To do this, you will first need do a "data join” of the citations and
the patent data - for each cited patent, you'll need to determine the
state of the cited patent. You can then use that information to
produce the augmented patent information.
It's useful to produce an intermediate table like
|Cited|State|Citing|State|
|-----|-----|------|-----|
|2134795 |None |5654603 |OH
|2201699 |None |5654603 |OH
|3031593 |None |5654603 |OH
|3093764 |OH |5654603 |OH
|3437858 |OH |5654603 |OH
|3852137 |PA |5654603 |OH
|3904724 |PA |5654603 |OH
This table says that patent `3852137` is from `PA` and `5654603` is from `OH`.
You would construct this for each cited patent. From this, it's simple to determine
how many patents are self-sited for a given patent data line.
You should construct all of this as a single "Job”, using ChainMapper
to orchestrate the multiple steps.
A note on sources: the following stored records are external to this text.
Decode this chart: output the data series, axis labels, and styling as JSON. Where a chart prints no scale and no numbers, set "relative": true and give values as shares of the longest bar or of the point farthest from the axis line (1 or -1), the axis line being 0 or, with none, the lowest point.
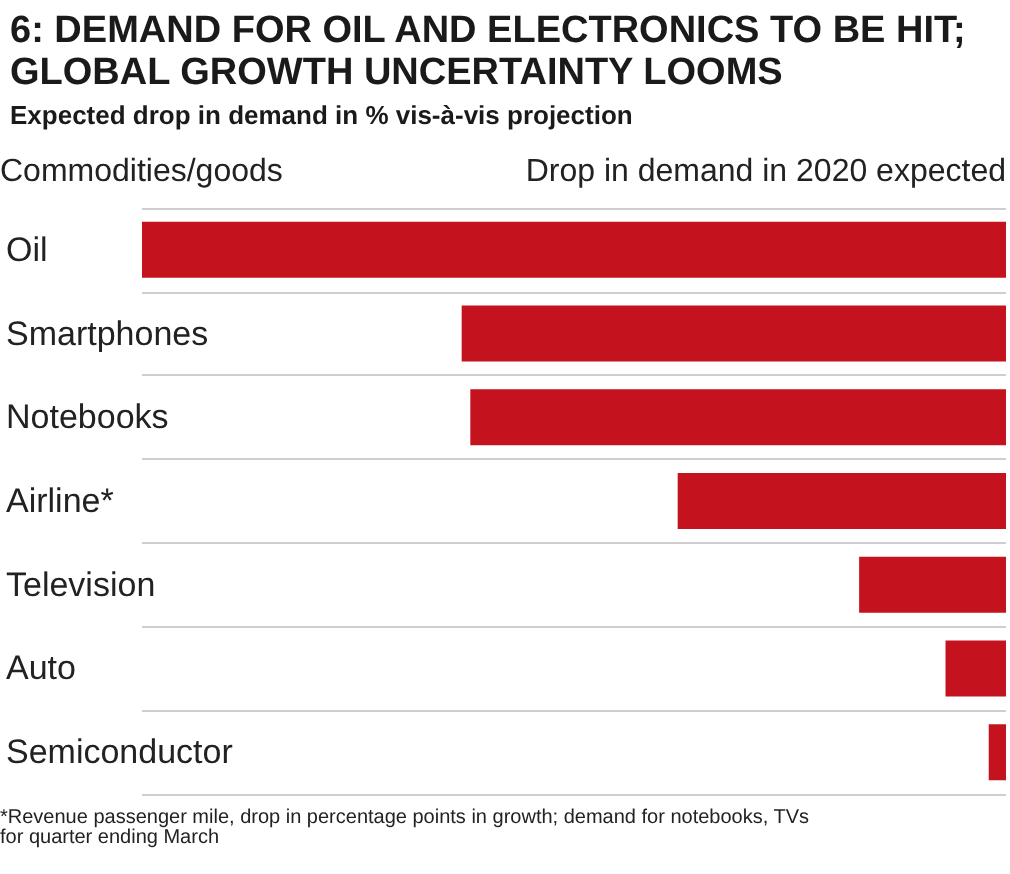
{
  "chart_data": {
    "type": "bar",
    "orientation": "horizontal",
    "relative": true,
    "title": "6: DEMAND FOR OIL AND ELECTRONICS TO BE HIT; GLOBAL GROWTH UNCERTAINTY LOOMS",
    "subtitle": "Expected drop in demand in % vis-à-vis projection",
    "ylabel": "Commodities/goods",
    "xlabel": "Drop in demand in 2020 expected",
    "categories": [
      "Oil",
      "Smartphones",
      "Notebooks",
      "Airline*",
      "Television",
      "Auto",
      "Semiconductor"
    ],
    "values": [
      -1,
      -0.63,
      -0.62,
      -0.38,
      -0.17,
      -0.07,
      -0.02
    ],
    "color": "#c4121e",
    "grid": "y",
    "annotations": [
      "*Revenue passenger mile, drop in percentage points in growth; demand for notebooks, TVs for quarter ending March"
    ]
  }
}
There's an example
on Stack Overflow at http://goo.gl/oDBMMP and the Hadoop class files
give descriptions as well and I've given you template code to start with.
You can also construct this using Python and I highly recommend doing that first.
Input data files
Originally, the data files were part of the template git repo but that
causes problems with Github classroom. You should be able to download
or access the datafiles using the link
https://drive.google.com/drive/folders/1LtCL6YW-W3Ug3KAvo0gbHC3mdRXawGuo?usp=sharing
-- this will show them to you in Google Drive.
What to hand in
You should deveop your Python and/or Java solution in the individual subdirectories.
In each case, you should include a `SOLUTION.md` file that describes the steps of your solution.